A couple of evenings ago, my cousin Debika and I were discussing how we’d react if we were told we had just a few months to live. She said she would try and do everything she liked in that time, and surround herself with her family. I said that I’d be inclined to save people I cared for the pain of watching me die—whatever that took. Ironically and unexpectedly, shortly after this conversation, we found ourselves watching François Ozon’s remarkable film Time to Leave.
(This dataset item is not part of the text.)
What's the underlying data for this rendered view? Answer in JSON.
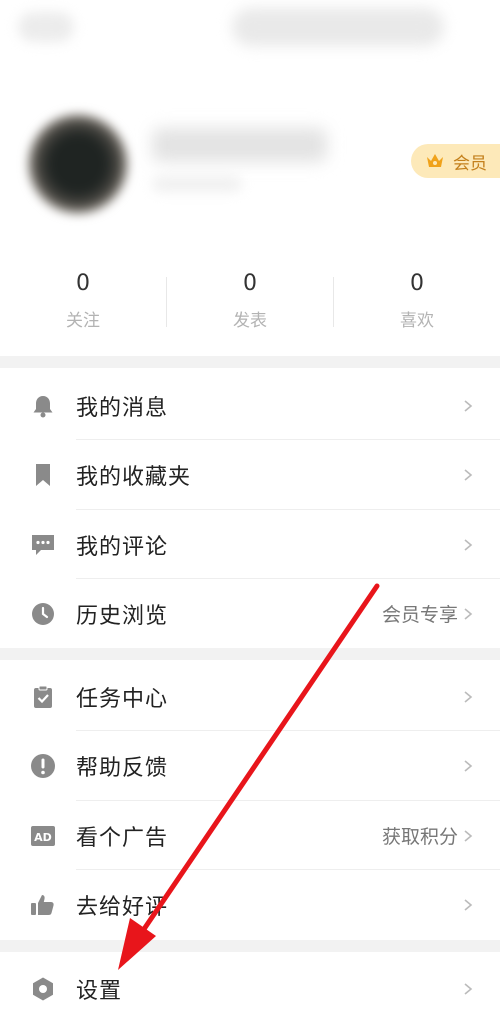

The film begins with its protagonist, Romain, discovering that he is terminally ill with cancer, and deciding not to bother with treatment. He does not tell his friends or family of his condition. He is rude to his sister, and drives her to tears. He tells his lover, Sasha, that he does not love him, and drives him to move out of their house. This is a transparent lie, but though we see it, Sasha doesn’t. He confides to his grandmother—marvellously played by Jeanne Moreau—because she is like him, and “will die soon.” But even in this winding up, complications ensue.
Melvil Poupaud plays Romain, and is magnificent – understated, yet effortlessly expressive. But it is Ozon’s storytelling that makes this film memorable. It is spare, focussing only on the essential, and revealing its essence. There is not a frame out of place in this heartbreaking film that ends, like Romain, too soon and in great beauty.